The worst spots on the walls seem to be right where the texture is the most intense. It’s not like I haven’t been a good housekeeper over the years either. I have! I just can’t stop nitpicking when I know our deposit is at stake. I know more likely than not we won’t get our deposit back regardless of me scrubbing my fingers to the bone. I still have to try.
It’s strange prepping a rental house for a move. I have scrubbed this hard in apartments that I lived in for much less time. Not surprisingly I got the full deposit back. This is a house though. That we have raised our kids in for nine long years. I didn’t clean this meticulously when we sold that first fixer upper after four years of occupying it.
Selling a home is different from walking away from a rental. I look at this house that we have lived in for a significant period of time and think it just needs to be repainted. If it were my home I would repaint baseboards in a heartbeat. That’s the only way those scuff marks will ever go away.
I would do a better job painting too. The more I clean the more original mistakes I see. Drip marks, sides of door frames that never got the second coat they needed, knots in the boards, paint bleeding onto the walls or wall paint bleeding onto the baseboards. I know.

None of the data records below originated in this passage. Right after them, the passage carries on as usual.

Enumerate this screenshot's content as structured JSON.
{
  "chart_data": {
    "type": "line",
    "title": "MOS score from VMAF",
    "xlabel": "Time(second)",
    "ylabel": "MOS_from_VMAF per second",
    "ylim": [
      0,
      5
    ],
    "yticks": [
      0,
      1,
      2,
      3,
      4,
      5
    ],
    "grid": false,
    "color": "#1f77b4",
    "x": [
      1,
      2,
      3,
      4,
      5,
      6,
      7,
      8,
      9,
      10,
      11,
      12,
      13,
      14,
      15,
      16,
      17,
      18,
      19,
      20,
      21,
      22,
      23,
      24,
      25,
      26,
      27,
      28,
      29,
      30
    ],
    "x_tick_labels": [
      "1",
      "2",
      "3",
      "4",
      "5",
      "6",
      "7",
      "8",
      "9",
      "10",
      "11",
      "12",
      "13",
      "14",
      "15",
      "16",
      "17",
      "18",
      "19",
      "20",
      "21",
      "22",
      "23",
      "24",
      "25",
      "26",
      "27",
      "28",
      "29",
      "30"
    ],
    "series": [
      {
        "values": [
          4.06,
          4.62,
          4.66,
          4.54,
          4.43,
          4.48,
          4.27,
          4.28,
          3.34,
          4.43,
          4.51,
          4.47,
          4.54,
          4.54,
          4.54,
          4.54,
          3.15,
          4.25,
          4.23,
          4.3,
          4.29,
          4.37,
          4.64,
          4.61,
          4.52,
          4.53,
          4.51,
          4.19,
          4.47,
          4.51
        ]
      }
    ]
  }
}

I need to stop. Someone else’s work is not my problem. But it’s not perfect so it is my problem!
I don’t know if they are selling the home or renting it out. There are a lot of unfinished projects the handyman will finally have to finish though. In the meantime I am killing myself scrubbing because I can’t seem to stop. The worst part of all this is cleaning rooms we still need to use!
Heath joked that the Relief Society sisters will come in and wonder why we need help cleaning! That’s the hope. No, I do need help. I can’t get behind some places until things are moved. Like the refrigerator, the washer and dryer, some of the heavy furniture. My conscience won’t let me not keep working until this place sparkles. That and the promise of Diet Coke. I work for simple pleasures.